And with that, we’ve done it. We’ve found a solution for the vertical, or 𝑦-displacement, of a point on our string at any 𝑥-location or at any time value. Beyond finding this solution, we can draw an interesting and helpful conclusion from this equality of 𝑇 over 𝜇 to 𝜔 over 𝑘 squared. If we recall that wave speed 𝑣 is equal to wavelength times wave frequency, we also know that wavelength 𝜆 is equal to two 𝜋 over wavenumber and that frequency is equal to angular frequency 𝜔 over two 𝜋. Put together like this, we see that the factors of two 𝜋 cancel out and that wave speed 𝑣 is equal to 𝜔 over 𝑘.

Let’s look back over here. If we take the square root of both sides of this equation, we see that 𝜔 over 𝑘 is also equal to the square root of the tension in our string 𝑇 over 𝜇, its linear mass density. Bringing these two results together, we can say that wave speed 𝑣, where our wave is moving along a string, is equal to the square root of the tension in that string divided by its linear mass density.

This result, which is like a bonus result beyond the one that we wanted in the first place, helps us answer the question we raised at the start. To speed up communication mediated by waves moving on strings, we could increase the tension of those strings. Let’s get a bit of practice with this relationship for wave speed through an example.

Transverse waves are sent along a 6.00-meter-long string with a speed of 25.00 meters per second. The string is under a tension of 12.00 newtons. What is the mass of the string?

We can label the string mass 𝑚. And we’ll start on our solution by recalling the relationship between wave speed, string tension, and string linear mass density. The speed of a transverse wave moving along a string can be determined by knowing the string’s tension and its linear mass density, taking their ratio in the square root. The linear mass density 𝜇 of a string is equal to its overall mass divided by its overall length.

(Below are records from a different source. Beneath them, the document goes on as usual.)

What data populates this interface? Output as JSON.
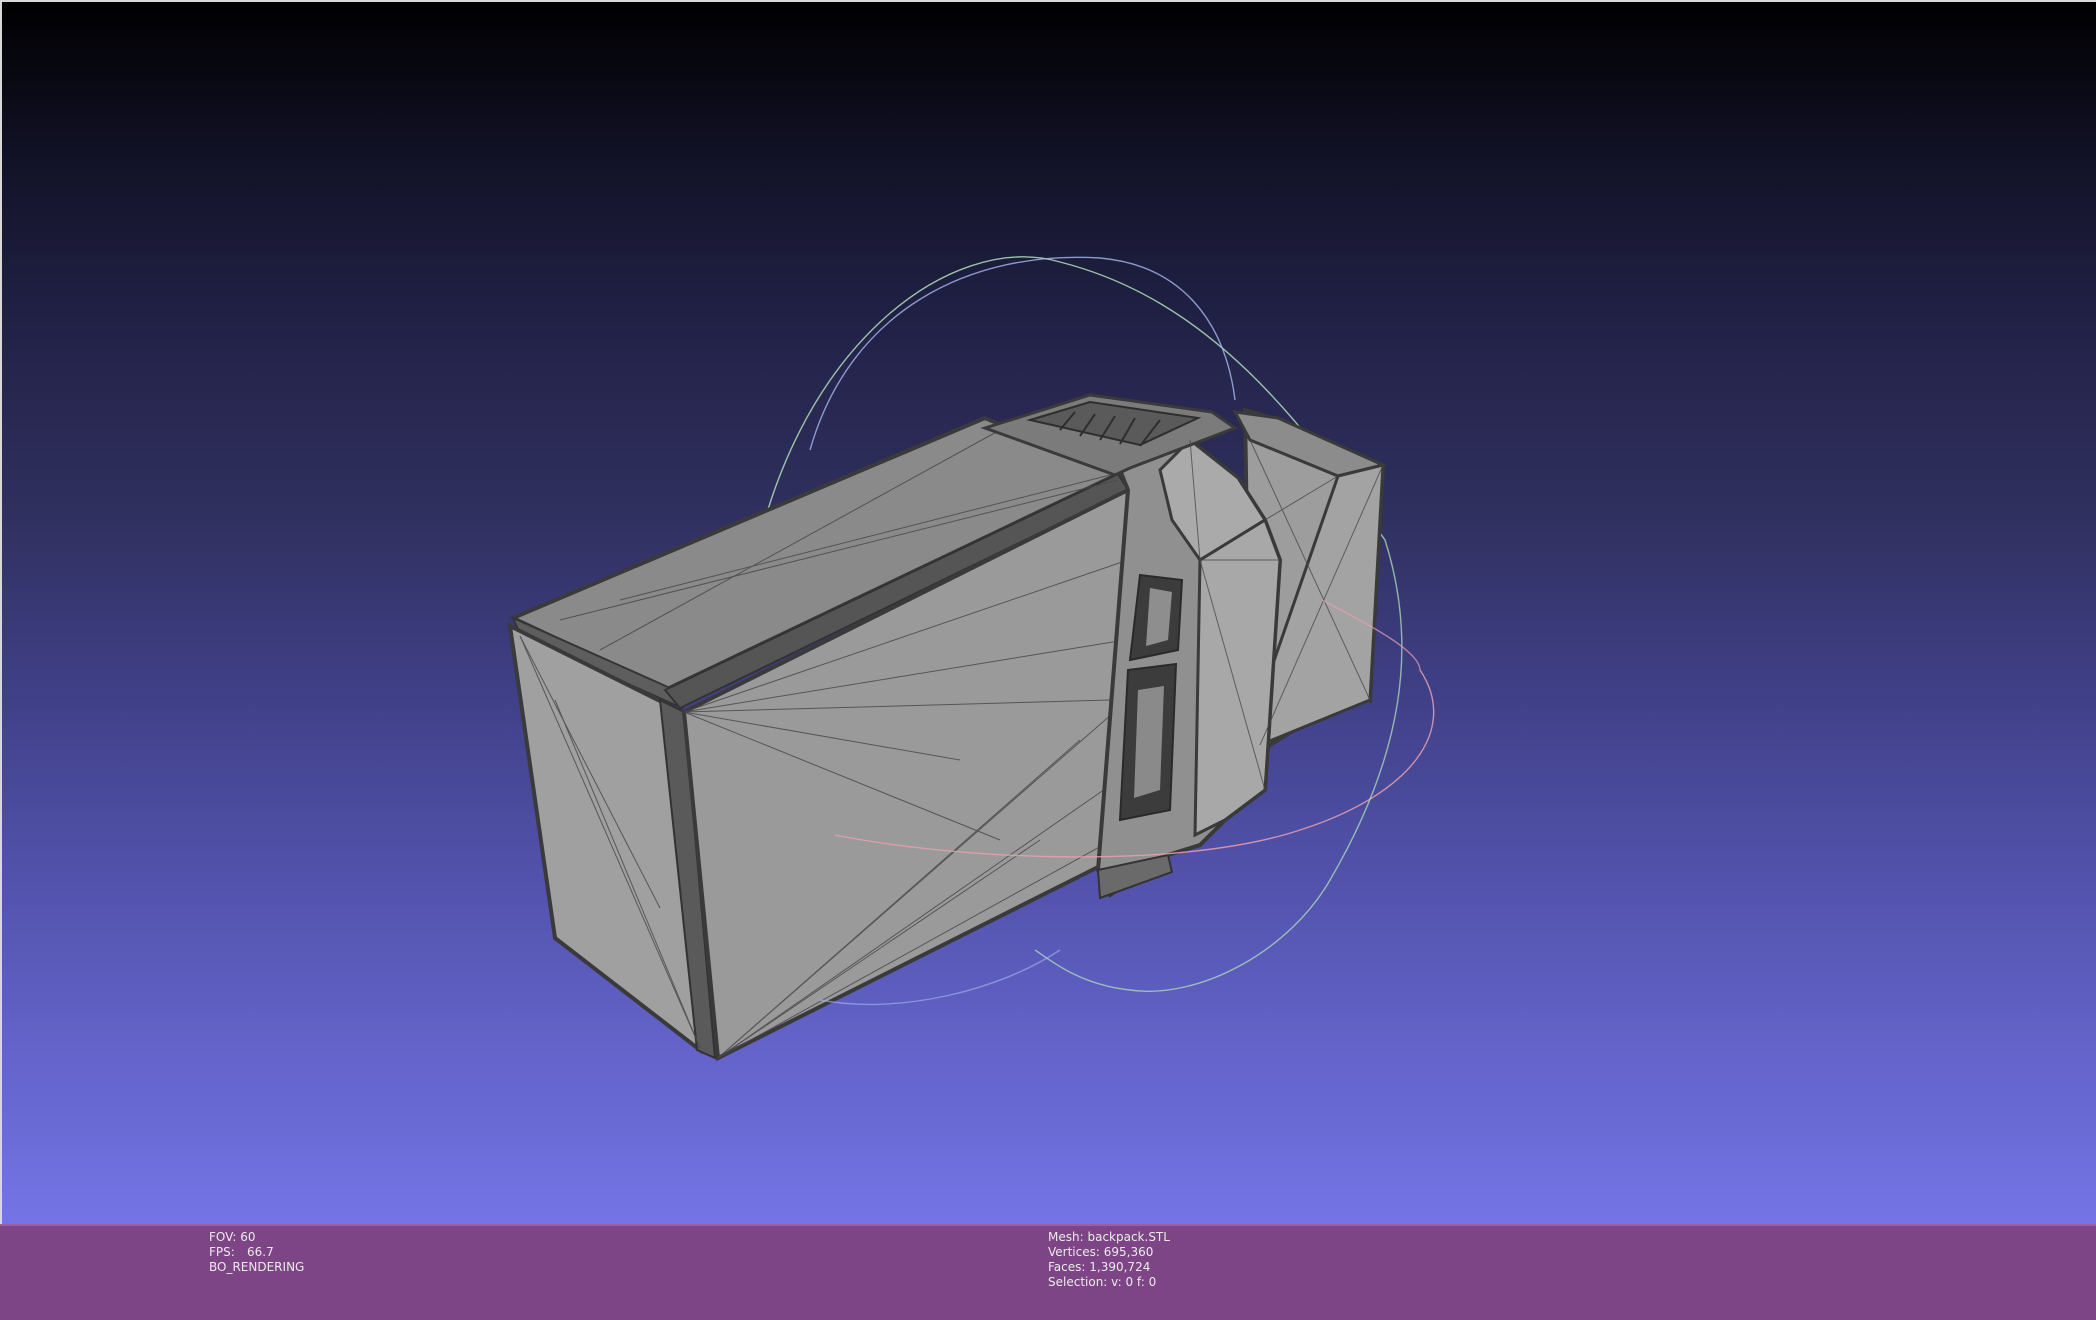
{
  "viewport": {
    "background_top": "#000000",
    "background_bottom": "#7474e6",
    "mesh_color": "#9b9b9b",
    "edge_color": "#3a3a3a"
  },
  "status_left": {
    "fov_label": "FOV:",
    "fov_value": "60",
    "fps_label": "FPS:",
    "fps_value": "66.7",
    "render_mode": "BO_RENDERING"
  },
  "status_right": {
    "mesh_label": "Mesh:",
    "mesh_value": "backpack.STL",
    "vertices_label": "Vertices:",
    "vertices_value": "695,360",
    "faces_label": "Faces:",
    "faces_value": "1,390,724",
    "selection_label": "Selection:",
    "selection_value": "v: 0 f: 0"
  },
  "infobar": {
    "background": "#7d4585"
  }
}
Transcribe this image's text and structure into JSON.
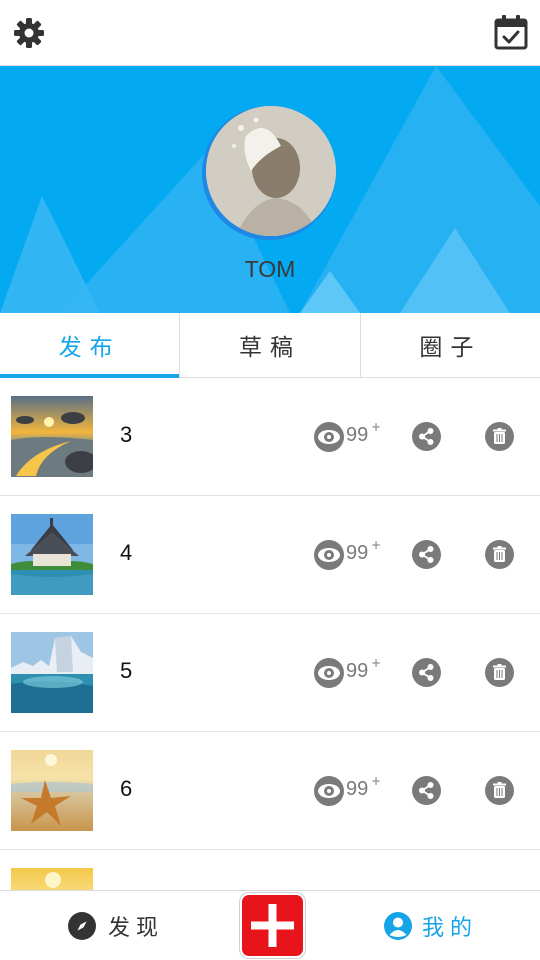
{
  "topbar": {
    "left_icon": "gear-icon",
    "right_icon": "calendar-check-icon"
  },
  "profile": {
    "username": "TOM",
    "background_color": "#03a9f1"
  },
  "tabs": [
    {
      "label": "发布",
      "active": true
    },
    {
      "label": "草稿",
      "active": false
    },
    {
      "label": "圈子",
      "active": false
    }
  ],
  "posts": [
    {
      "number": "3",
      "views": "99",
      "views_suffix": "+",
      "thumb": "beach-sunset"
    },
    {
      "number": "4",
      "views": "99",
      "views_suffix": "+",
      "thumb": "temple-lake"
    },
    {
      "number": "5",
      "views": "99",
      "views_suffix": "+",
      "thumb": "iceberg"
    },
    {
      "number": "6",
      "views": "99",
      "views_suffix": "+",
      "thumb": "starfish-beach"
    },
    {
      "number": "",
      "views": "",
      "views_suffix": "",
      "thumb": "sunset-sea"
    }
  ],
  "bottom_nav": {
    "discover_label": "发现",
    "mine_label": "我的",
    "add_icon": "plus-icon"
  },
  "colors": {
    "accent": "#16a4e8",
    "add_button": "#e8141c",
    "icon_gray": "#7a7a7a"
  }
}
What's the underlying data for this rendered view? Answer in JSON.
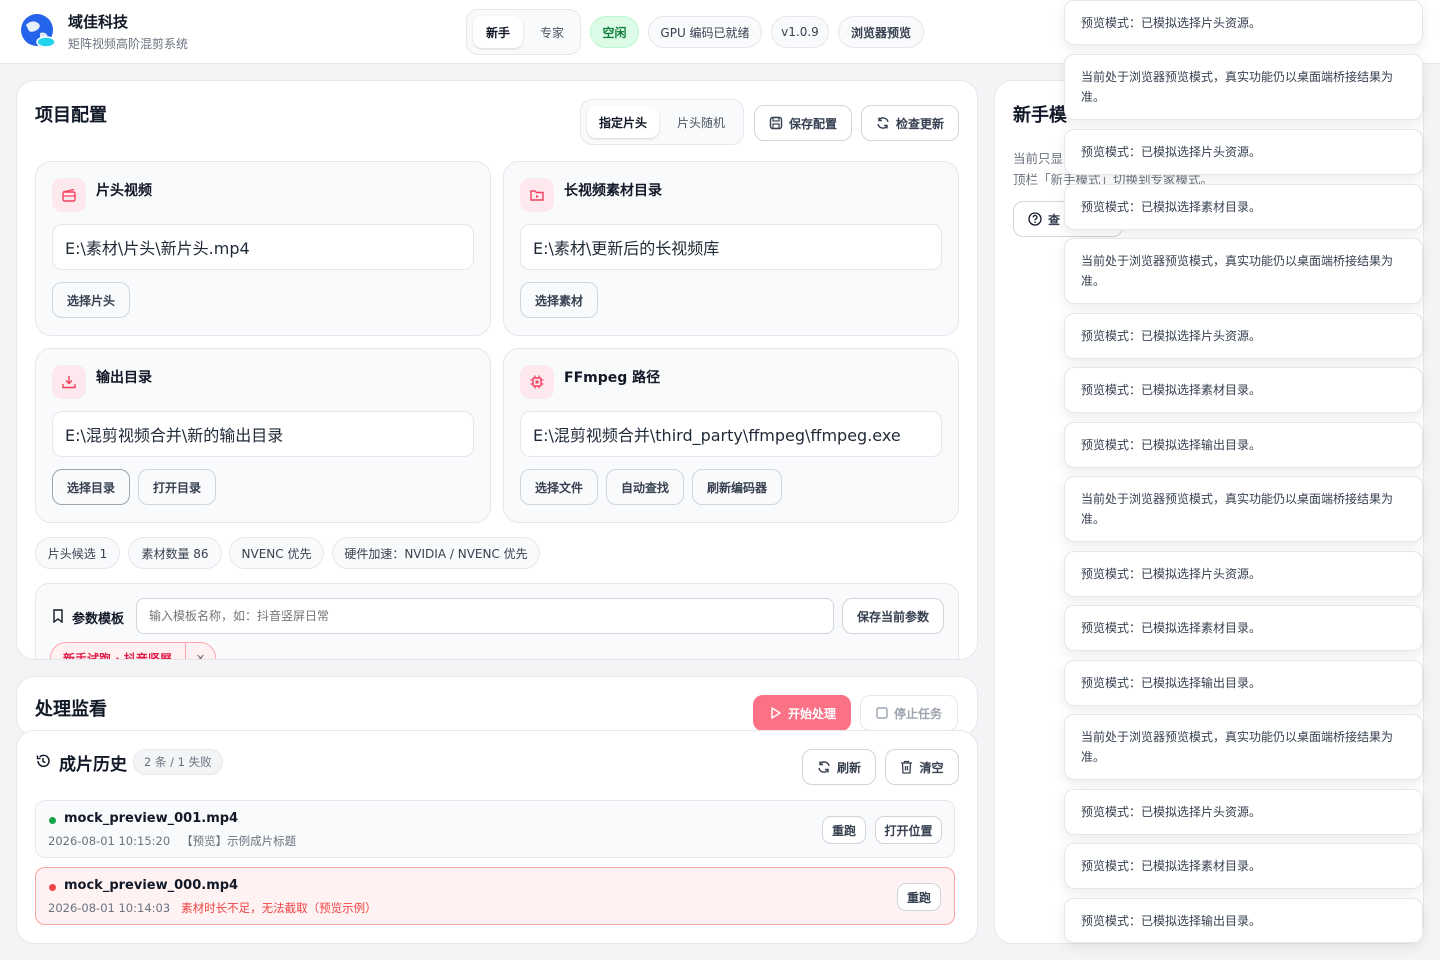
{
  "app": {
    "name": "域佳科技",
    "subtitle": "矩阵视频高阶混剪系统"
  },
  "header": {
    "modes": [
      "新手",
      "专家"
    ],
    "status_idle": "空闲",
    "gpu_status": "GPU 编码已就绪",
    "version": "v1.0.9",
    "preview_badge": "浏览器预览"
  },
  "project": {
    "title": "项目配置",
    "segment": [
      "指定片头",
      "片头随机"
    ],
    "save_label": "保存配置",
    "update_label": "检查更新",
    "cards": [
      {
        "title": "片头视频",
        "value": "E:\\素材\\片头\\新片头.mp4",
        "buttons": [
          "选择片头"
        ]
      },
      {
        "title": "长视频素材目录",
        "value": "E:\\素材\\更新后的长视频库",
        "buttons": [
          "选择素材"
        ]
      },
      {
        "title": "输出目录",
        "value": "E:\\混剪视频合并\\新的输出目录",
        "buttons": [
          "选择目录",
          "打开目录"
        ]
      },
      {
        "title": "FFmpeg 路径",
        "value": "E:\\混剪视频合并\\third_party\\ffmpeg\\ffmpeg.exe",
        "buttons": [
          "选择文件",
          "自动查找",
          "刷新编码器"
        ]
      }
    ],
    "chips": [
      "片头候选 1",
      "素材数量 86",
      "NVENC 优先",
      "硬件加速：NVIDIA / NVENC 优先"
    ],
    "template": {
      "label": "参数模板",
      "placeholder": "输入模板名称，如：抖音竖屏日常",
      "save_label": "保存当前参数",
      "saved": [
        "新手试跑 · 抖音竖屏"
      ]
    }
  },
  "monitor": {
    "title": "处理监看",
    "start_label": "开始处理",
    "stop_label": "停止任务"
  },
  "history": {
    "title": "成片历史",
    "badge": "2 条 / 1 失败",
    "refresh_label": "刷新",
    "clear_label": "清空",
    "items": [
      {
        "name": "mock_preview_001.mp4",
        "time": "2026-08-01 10:15:20",
        "note": "【预览】示例成片标题",
        "status": "success",
        "actions": [
          "重跑",
          "打开位置"
        ]
      },
      {
        "name": "mock_preview_000.mp4",
        "time": "2026-08-01 10:14:03",
        "note": "素材时长不足，无法截取（预览示例）",
        "status": "error",
        "actions": [
          "重跑"
        ]
      }
    ]
  },
  "guide": {
    "title_partial": "新手模",
    "line1_partial": "当前只显",
    "line2_partial": "顶栏「新手模式」切换到专家模式。",
    "button_partial": "查"
  },
  "toasts": [
    "预览模式：已模拟选择片头资源。",
    "当前处于浏览器预览模式，真实功能仍以桌面端桥接结果为准。",
    "预览模式：已模拟选择片头资源。",
    "预览模式：已模拟选择素材目录。",
    "当前处于浏览器预览模式，真实功能仍以桌面端桥接结果为准。",
    "预览模式：已模拟选择片头资源。",
    "预览模式：已模拟选择素材目录。",
    "预览模式：已模拟选择输出目录。",
    "当前处于浏览器预览模式，真实功能仍以桌面端桥接结果为准。",
    "预览模式：已模拟选择片头资源。",
    "预览模式：已模拟选择素材目录。",
    "预览模式：已模拟选择输出目录。",
    "当前处于浏览器预览模式，真实功能仍以桌面端桥接结果为准。",
    "预览模式：已模拟选择片头资源。",
    "预览模式：已模拟选择素材目录。",
    "预览模式：已模拟选择输出目录。"
  ],
  "colors": {
    "accent": "#f43f5e",
    "success": "#16a34a",
    "error": "#ef4444",
    "primary_btn": "#fb7185"
  }
}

If we combine these two equations, we can say that the speed of the wave is equal to the square root of its tension times its length all divided by its mass. Rearranging this equation to solve for mass, we find it’s is equal to 𝑇 times 𝐿 over 𝑣 squared. In the problem statement, we’re given 𝐿, 𝑣, and 𝑇, so we’re ready to plug in and solve for 𝑚. Entering this expression on our calculator, to three significant figures, 𝑚 is 115 grams. That’s the mass of the string in this example.

Now let’s summarize what we’ve learned about propagation of waves along a string. In this segment, we saw that transverse waves moving along a string satisfied this equation. The acceleration of the string in the 𝑦-direction is equal to the tension in the string divided by its linear mass density all multiplied by the second derivative of the height of the string with respect to its horizontal position.

We also saw that the equation 𝑦 as a function of 𝑥 and 𝑡 is equal to the amplitude times the sin of 𝑘𝑥, where 𝑘 is the wavenumber, minus 𝜔𝑡, where 𝜔 is the angular frequency of a wave, is a solution to this differential equation. Meaning that, this equation describes the height of waves on a string at any position 𝑥 and at any time 𝑡. And finally, we saw that this solution requires that wave speed 𝑣 be equal to the square root of string tension divided by string linear mass density.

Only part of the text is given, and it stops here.